Die Sittenwidrigkeit der Werbung lässt sich auch nicht aus dem Umstand herleiten, dass sich für den Adressaten die Problematik stellt, dass er für die erhaltenen Exemplare Empfangsmöglichkeiten vorhalten muss und auch für die Beseitigung zu sorgen hat. Grundsätzlich ist bei der Werbung im Interesse der Wirtschaft hinzunehmen, dass durch die unverlangte Zusendung von Werbeschriften der Briefkasten gefüllt wird und der Adressat für die Beseitigung zu sorgen hat, so lange dieser nicht deutlich macht, dass er eine solche Werbung nicht erhalten möchte (Baumbach/Hefermehl a.a.O. § 1 Rdnr. 71; BGH GRUR 1989, 225 Handzettelwerbung). Soweit ersichtlich, ist auch bei dem "Stecken" von Zeitungen aus diesem Gesichtspunkt noch keine Sittenwidrigkeit der Werbung hergeleitet worden (vgl. z.B. OLG Hamburg GRUR 1988, 135 - Steckaktion). Allerdings weist die Antragstellerin zu Recht darauf hin, dass hier insoweit eine Besonderheit besteht, dass es sich hier nicht nur um eine einzelne Werbung handelt, sondern vielmehr 14 Tage lang eine Zeitung geliefert wird, mithin über einen längeren Zeitraum erhebliche Papiermengen geliefert werden. Dennoch begründet dies aus der Sicht des Senats keine Sittenwidrigkeit.

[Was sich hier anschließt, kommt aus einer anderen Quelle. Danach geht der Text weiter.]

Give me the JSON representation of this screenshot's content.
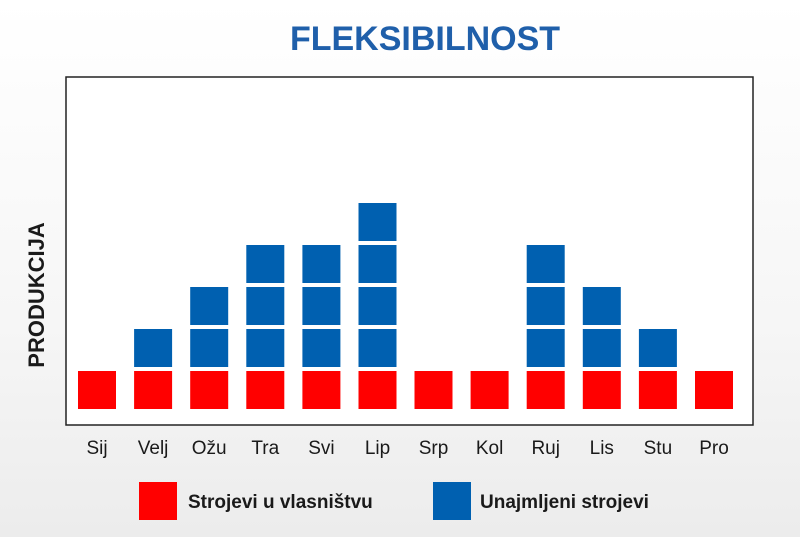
{
  "chart_data": {
    "type": "bar",
    "stacked": true,
    "title": "FLEKSIBILNOST",
    "ylabel": "PRODUKCIJA",
    "xlabel": "",
    "categories": [
      "Sij",
      "Velj",
      "Ožu",
      "Tra",
      "Svi",
      "Lip",
      "Srp",
      "Kol",
      "Ruj",
      "Lis",
      "Stu",
      "Pro"
    ],
    "series": [
      {
        "name": "Strojevi u vlasništvu",
        "color": "#ff0000",
        "values": [
          1,
          1,
          1,
          1,
          1,
          1,
          1,
          1,
          1,
          1,
          1,
          1
        ]
      },
      {
        "name": "Unajmljeni strojevi",
        "color": "#0060b0",
        "values": [
          0,
          1,
          2,
          3,
          3,
          4,
          0,
          0,
          3,
          2,
          1,
          0
        ]
      }
    ],
    "ylim": [
      0,
      5
    ],
    "grid": false,
    "legend_position": "bottom",
    "title_color": "#1f5faa"
  }
}
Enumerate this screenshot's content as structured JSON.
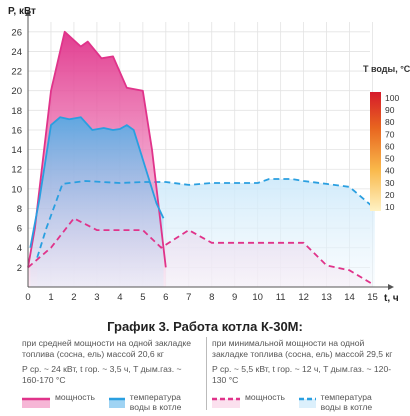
{
  "chart_data": {
    "type": "area",
    "title": "График 3. Работа котла К-30М:",
    "ylabel": "P, кВт",
    "xlabel": "t, ч",
    "xlim": [
      0,
      15.5
    ],
    "ylim": [
      0,
      27
    ],
    "x_ticks": [
      "0",
      "1",
      "2",
      "3",
      "4",
      "5",
      "6",
      "7",
      "8",
      "9",
      "10",
      "11",
      "12",
      "13",
      "14",
      "15"
    ],
    "y_ticks": [
      "2",
      "4",
      "6",
      "8",
      "10",
      "12",
      "14",
      "16",
      "18",
      "20",
      "22",
      "24",
      "26"
    ],
    "grid": true,
    "series": [
      {
        "name": "мощность",
        "group": "medium",
        "style": "solid-area",
        "color": "#e0338a",
        "points": [
          [
            0,
            2
          ],
          [
            0.3,
            6
          ],
          [
            1,
            20
          ],
          [
            1.6,
            26
          ],
          [
            2.3,
            24.5
          ],
          [
            2.6,
            25
          ],
          [
            3.2,
            23.3
          ],
          [
            3.7,
            23.5
          ],
          [
            4.3,
            20.3
          ],
          [
            5,
            20
          ],
          [
            5.4,
            14
          ],
          [
            6,
            2
          ]
        ]
      },
      {
        "name": "температура воды в котле",
        "group": "medium",
        "style": "solid-area",
        "color": "#2a9fe0",
        "points": [
          [
            0.1,
            4
          ],
          [
            0.5,
            9
          ],
          [
            1,
            16.5
          ],
          [
            1.4,
            17.3
          ],
          [
            1.8,
            17.1
          ],
          [
            2.3,
            17.3
          ],
          [
            2.8,
            16
          ],
          [
            3.3,
            16.2
          ],
          [
            3.7,
            16
          ],
          [
            4,
            16.1
          ],
          [
            4.3,
            16.5
          ],
          [
            4.6,
            16
          ],
          [
            5.2,
            11.5
          ],
          [
            5.6,
            8.5
          ],
          [
            5.9,
            7
          ]
        ]
      },
      {
        "name": "мощность",
        "group": "minimum",
        "style": "dashed-area",
        "color": "#e0338a",
        "points": [
          [
            0,
            2
          ],
          [
            1,
            4
          ],
          [
            2,
            7
          ],
          [
            3,
            5.8
          ],
          [
            4,
            5.8
          ],
          [
            5,
            5.8
          ],
          [
            5.8,
            4
          ],
          [
            7,
            5.8
          ],
          [
            8,
            4.5
          ],
          [
            9,
            4.5
          ],
          [
            10,
            4.5
          ],
          [
            11,
            4.5
          ],
          [
            12,
            4.5
          ],
          [
            13,
            2.2
          ],
          [
            14,
            1.7
          ],
          [
            15,
            0.3
          ]
        ]
      },
      {
        "name": "температура воды в котле",
        "group": "minimum",
        "style": "dashed-area",
        "color": "#2a9fe0",
        "points": [
          [
            0.4,
            3
          ],
          [
            0.8,
            6
          ],
          [
            1.5,
            10.5
          ],
          [
            2.5,
            10.8
          ],
          [
            4,
            10.6
          ],
          [
            5,
            10.7
          ],
          [
            6,
            10.7
          ],
          [
            7,
            10.4
          ],
          [
            8,
            10.6
          ],
          [
            9,
            10.6
          ],
          [
            10,
            10.6
          ],
          [
            10.5,
            11
          ],
          [
            11.5,
            11
          ],
          [
            12,
            10.8
          ],
          [
            13,
            10.5
          ],
          [
            14,
            10.2
          ],
          [
            14.6,
            9
          ],
          [
            15.1,
            8
          ]
        ]
      }
    ],
    "colorbar": {
      "title": "T воды, °C",
      "ticks": [
        "10",
        "20",
        "30",
        "40",
        "50",
        "60",
        "70",
        "80",
        "90",
        "100"
      ],
      "range": [
        10,
        100
      ],
      "colors": [
        "#fff2c4",
        "#f9b84a",
        "#e8651f",
        "#d61a2b"
      ]
    },
    "legend": {
      "left_desc": "при средней мощности на одной закладке топлива (сосна, ель) массой 20,6 кг",
      "left_params": "P ср. ~ 24 кВт, t гор. ~ 3,5 ч, T дым.газ. ~ 160-170 °C",
      "right_desc": "при минимальной мощности на одной закладке топлива (сосна, ель) массой 29,5 кг",
      "right_params": "P ср. ~ 5,5 кВт, t гор. ~ 12 ч, T дым.газ. ~ 120-130 °C",
      "power_label": "мощность",
      "temp_label": "температура воды в котле"
    }
  }
}
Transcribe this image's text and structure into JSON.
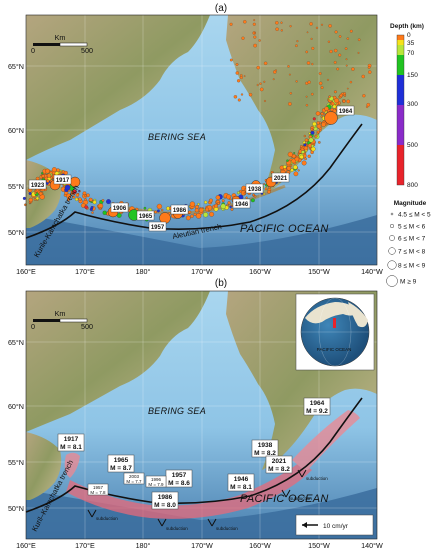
{
  "panel_a": {
    "label": "(a)",
    "lat_ticks": [
      "65°N",
      "60°N",
      "55°N",
      "50°N"
    ],
    "lon_ticks": [
      "160°E",
      "170°E",
      "180°",
      "170°W",
      "160°W",
      "150°W",
      "140°W"
    ],
    "scalebar": {
      "title": "Km",
      "start": "0",
      "end": "500"
    },
    "bering_sea": "BERING SEA",
    "pacific_ocean": "PACIFIC OCEAN",
    "aleutian_trench": "Aleutian trench",
    "kurile_trench": "Kurile-Kamchatka trench",
    "event_years": [
      "1923",
      "1917",
      "1906",
      "1965",
      "1957",
      "1986",
      "1938",
      "2021",
      "1946",
      "1964"
    ],
    "depth_legend": {
      "title": "Depth (km)",
      "ticks": [
        "0",
        "35",
        "70",
        "150",
        "300",
        "500",
        "800"
      ],
      "colors": [
        "#ff7a1a",
        "#f6e21b",
        "#b8e63a",
        "#21c321",
        "#1f2fd8",
        "#8a2bc9",
        "#e8232b"
      ]
    },
    "magnitude_legend": {
      "title": "Magnitude",
      "items": [
        "4.5 ≤ M < 5",
        "5 ≤ M < 6",
        "6 ≤ M < 7",
        "7 ≤ M < 8",
        "8 ≤ M < 9",
        "M ≥ 9"
      ]
    }
  },
  "panel_b": {
    "label": "(b)",
    "lat_ticks": [
      "65°N",
      "60°N",
      "55°N",
      "50°N"
    ],
    "lon_ticks": [
      "160°E",
      "170°E",
      "180°",
      "170°W",
      "160°W",
      "150°W",
      "140°W"
    ],
    "scalebar": {
      "title": "Km",
      "start": "0",
      "end": "500"
    },
    "bering_sea": "BERING SEA",
    "pacific_ocean": "PACIFIC OCEAN",
    "trench": "Kuril–Kamchatka trench",
    "globe_label": "PACIFIC OCEAN",
    "subduction": "subduction",
    "velocity": "10 cm/yr",
    "ruptures": [
      {
        "year": "1917",
        "mag": "M = 8.1"
      },
      {
        "year": "1965",
        "mag": "M = 8.7"
      },
      {
        "year": "1957",
        "mag": "M = 8.6"
      },
      {
        "year": "1986",
        "mag": "M = 8.0"
      },
      {
        "year": "1946",
        "mag": "M = 8.1"
      },
      {
        "year": "1938",
        "mag": "M = 8.2"
      },
      {
        "year": "2021",
        "mag": "M = 8.2"
      },
      {
        "year": "1964",
        "mag": "M = 9.2"
      }
    ],
    "small_ruptures": [
      {
        "year": "2003",
        "mag": "M = 7.7"
      },
      {
        "year": "1996",
        "mag": "M = 7.9"
      },
      {
        "year": "1957",
        "mag": "M = 7.8"
      }
    ]
  }
}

Ebenso wie bei der Werbung durch Einwurf von Handzetteln in die Briefkästen potentieller Kunden kann die unverlangte Zusendung von nicht bestellten Zeitungen grundsätzlich rechtlich nicht beanstandet werden kann. Sie dient nicht zuletzt dem Interesse der Verbraucher, über das Leistungsangebot des werbenden Unternehmens einen Überblick zu erhalten. Gerade auch bei Zeitungen ist auch bereits üblich geworden, dass kostenlose Anzeigenblätter regelmäßig zugestellt werden. Damit bestehen keine Bedenken, dass die Antragsgegnerin zunächst davon ausgehen konnte, dass gegen die Übersendung keine Einwände bestehen. Immerhin hatte sie auch die Möglichkeit geboten, gegebenenfalls kostenlos telefonisch eine weitere Zusendung verhindern. Inwieweit eine andere Bewertung gerechtfertigt wäre, wenn der Adressat durch entsprechende Vermerke auf den Empfangseinrichtungen sich eine Zusendung von Zeitungen verbeten hätte, kann hier offen bleiben, weil Derartiges nicht vorgetragen worden ist.

III.

Die Kostenentscheidung beruht auf § 91 ZPO.